The colour coating line commissioned at MMK last July is keeping up with the production programme, the MMK Information and Public Relations Administration reports.
The line started commercial production in early August. The equipment's hot trials were combined with filling specific customers' orders and shipment of first lots of finished goods. After two weeks of steady operation the line was shut down for scheduled 3-days' preventive maintenance and then resumed operation. The original production target of 3,000 tons set for August was adjusted upwards and totaled 6,000 of colour coated material. In September the line is already expected to produce 15,000 tons, and starting from October it will reach the design capacity of 17,000 – 18,000 tons. This, to a large extent, will become possible thanks to increased coating speed. If a short while ago it did not exceed 60 m per minute, now it has topped 100 meters.
The August trials programme provided for coating tests of the entire product range, i.e., galvanized and black strip 0.2 – 1.2 mm thick, and achieving the maximum coating speed of 140 m/min.
The line has already been tested for various coating colours, such as bright blue, brown and wine red, with products shipped to customers. Now the process engineers are tackling the hardest colour to produce, the signal white, which requires an impeccable selection of tint gradations.

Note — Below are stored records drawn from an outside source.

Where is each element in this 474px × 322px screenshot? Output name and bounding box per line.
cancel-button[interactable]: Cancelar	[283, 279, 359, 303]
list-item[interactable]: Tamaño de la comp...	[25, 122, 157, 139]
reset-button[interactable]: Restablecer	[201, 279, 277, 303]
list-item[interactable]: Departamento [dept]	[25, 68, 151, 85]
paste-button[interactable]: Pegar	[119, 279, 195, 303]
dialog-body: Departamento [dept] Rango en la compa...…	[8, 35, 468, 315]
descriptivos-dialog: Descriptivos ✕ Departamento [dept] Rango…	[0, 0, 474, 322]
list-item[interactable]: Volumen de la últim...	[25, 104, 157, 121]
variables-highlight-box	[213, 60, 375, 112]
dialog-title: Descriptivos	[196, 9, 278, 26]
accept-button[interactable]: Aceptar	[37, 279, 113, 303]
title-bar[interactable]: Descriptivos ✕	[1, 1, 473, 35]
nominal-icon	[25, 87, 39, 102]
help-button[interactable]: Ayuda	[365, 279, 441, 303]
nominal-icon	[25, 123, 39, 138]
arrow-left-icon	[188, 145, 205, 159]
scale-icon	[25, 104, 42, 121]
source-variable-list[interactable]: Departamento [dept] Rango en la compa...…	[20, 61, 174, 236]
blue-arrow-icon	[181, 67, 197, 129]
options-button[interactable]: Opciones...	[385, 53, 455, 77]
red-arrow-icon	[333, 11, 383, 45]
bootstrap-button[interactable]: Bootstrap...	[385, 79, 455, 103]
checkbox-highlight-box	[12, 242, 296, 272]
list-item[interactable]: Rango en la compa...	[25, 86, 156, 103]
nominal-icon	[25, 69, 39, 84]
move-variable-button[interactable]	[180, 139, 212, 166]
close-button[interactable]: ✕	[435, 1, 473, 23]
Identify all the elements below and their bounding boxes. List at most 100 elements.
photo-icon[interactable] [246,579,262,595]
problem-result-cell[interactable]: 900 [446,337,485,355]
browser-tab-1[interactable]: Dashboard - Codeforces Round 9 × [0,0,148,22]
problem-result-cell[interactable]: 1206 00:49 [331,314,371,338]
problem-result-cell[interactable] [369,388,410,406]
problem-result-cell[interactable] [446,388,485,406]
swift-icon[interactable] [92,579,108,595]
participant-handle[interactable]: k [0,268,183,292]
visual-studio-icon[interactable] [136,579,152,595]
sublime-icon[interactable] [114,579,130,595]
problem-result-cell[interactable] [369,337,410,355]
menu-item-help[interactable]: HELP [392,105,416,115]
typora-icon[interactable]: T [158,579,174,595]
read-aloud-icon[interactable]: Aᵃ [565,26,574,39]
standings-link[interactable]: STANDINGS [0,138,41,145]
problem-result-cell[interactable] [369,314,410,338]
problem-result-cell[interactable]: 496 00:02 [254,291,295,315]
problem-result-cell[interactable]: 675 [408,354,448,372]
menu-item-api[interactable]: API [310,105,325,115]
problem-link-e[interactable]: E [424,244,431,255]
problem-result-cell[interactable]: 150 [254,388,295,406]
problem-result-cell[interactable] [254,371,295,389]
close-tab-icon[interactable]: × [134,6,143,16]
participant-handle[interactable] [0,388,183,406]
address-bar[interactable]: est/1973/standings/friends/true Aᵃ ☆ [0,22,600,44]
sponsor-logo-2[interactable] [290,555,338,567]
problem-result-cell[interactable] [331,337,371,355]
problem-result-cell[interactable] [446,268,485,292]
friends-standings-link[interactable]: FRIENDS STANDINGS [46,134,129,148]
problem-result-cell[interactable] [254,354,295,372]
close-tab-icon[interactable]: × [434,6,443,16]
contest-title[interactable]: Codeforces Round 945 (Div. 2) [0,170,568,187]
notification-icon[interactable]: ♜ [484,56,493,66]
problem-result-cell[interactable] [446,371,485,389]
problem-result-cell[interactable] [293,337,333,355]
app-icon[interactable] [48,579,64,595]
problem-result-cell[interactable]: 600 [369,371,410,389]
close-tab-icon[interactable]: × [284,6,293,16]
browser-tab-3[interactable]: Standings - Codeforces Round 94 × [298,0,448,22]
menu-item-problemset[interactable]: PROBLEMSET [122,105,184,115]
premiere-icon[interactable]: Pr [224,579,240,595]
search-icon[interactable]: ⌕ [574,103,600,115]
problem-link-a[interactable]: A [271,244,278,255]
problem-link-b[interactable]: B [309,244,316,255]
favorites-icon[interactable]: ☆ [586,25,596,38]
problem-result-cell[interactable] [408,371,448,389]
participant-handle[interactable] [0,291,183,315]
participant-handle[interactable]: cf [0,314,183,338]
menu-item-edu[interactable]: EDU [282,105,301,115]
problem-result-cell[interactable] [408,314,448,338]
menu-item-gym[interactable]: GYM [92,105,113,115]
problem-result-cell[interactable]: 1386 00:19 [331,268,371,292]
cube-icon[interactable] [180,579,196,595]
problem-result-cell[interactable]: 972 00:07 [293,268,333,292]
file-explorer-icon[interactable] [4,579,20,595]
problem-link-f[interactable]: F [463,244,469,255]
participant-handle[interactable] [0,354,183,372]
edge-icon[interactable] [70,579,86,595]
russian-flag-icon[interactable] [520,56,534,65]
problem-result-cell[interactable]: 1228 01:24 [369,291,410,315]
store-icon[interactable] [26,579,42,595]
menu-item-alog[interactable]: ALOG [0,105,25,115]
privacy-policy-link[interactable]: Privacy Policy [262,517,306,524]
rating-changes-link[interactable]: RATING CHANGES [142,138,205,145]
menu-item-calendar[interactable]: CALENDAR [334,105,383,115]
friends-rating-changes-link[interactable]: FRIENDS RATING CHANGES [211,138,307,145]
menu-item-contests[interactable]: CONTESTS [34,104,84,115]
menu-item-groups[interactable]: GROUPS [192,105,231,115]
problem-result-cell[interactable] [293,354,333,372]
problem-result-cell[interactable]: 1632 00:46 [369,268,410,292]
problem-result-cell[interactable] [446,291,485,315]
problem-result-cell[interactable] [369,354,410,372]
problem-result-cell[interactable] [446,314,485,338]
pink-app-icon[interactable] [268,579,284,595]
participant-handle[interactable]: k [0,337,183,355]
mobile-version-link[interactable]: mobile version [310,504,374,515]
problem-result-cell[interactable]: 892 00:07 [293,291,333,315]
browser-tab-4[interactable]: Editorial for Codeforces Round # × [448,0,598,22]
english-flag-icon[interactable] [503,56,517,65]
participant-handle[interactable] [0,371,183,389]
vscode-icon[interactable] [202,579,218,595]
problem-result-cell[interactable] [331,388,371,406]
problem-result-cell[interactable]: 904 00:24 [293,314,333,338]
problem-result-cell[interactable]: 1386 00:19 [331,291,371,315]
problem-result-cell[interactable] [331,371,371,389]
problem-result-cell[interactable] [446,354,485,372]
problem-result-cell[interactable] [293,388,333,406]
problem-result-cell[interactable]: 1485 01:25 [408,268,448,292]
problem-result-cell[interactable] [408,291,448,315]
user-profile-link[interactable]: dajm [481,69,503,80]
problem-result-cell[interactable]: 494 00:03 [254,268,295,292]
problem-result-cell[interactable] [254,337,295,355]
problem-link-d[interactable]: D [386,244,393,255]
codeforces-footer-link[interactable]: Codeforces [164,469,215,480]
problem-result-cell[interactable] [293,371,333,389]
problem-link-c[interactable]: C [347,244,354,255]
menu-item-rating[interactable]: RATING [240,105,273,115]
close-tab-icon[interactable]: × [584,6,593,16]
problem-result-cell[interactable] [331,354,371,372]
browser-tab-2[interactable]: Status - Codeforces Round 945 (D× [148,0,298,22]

Foreign specialists are taking an active part in bringing the line up to design capacity, in particular, representatives of the Austrian company VAI, the supplier of the equipment. They are currently engaged in the fine tuning of the painting units. Specialists of some UK and Belgian firms are assisting MMK's process engineers in learning to use a machine for grinding polyurethane rolls and adjusting the operation of drying ovens.
In addition to rigorous product quality control MMK's experts pay much attention to feedback from customers. The first shipments of colour coated strip went to customers in Chelyabinsk, Samara, Izhevsk, Moscow, Yekaterinburg accompanied by teams of engineers from MMK's Central Quality Laboratory and the Quality Control and Acceptance Department. Thus, the process of learning how to make the best use of the line equipment involves not only the equipment suppliers, but also the consumers of the finished product.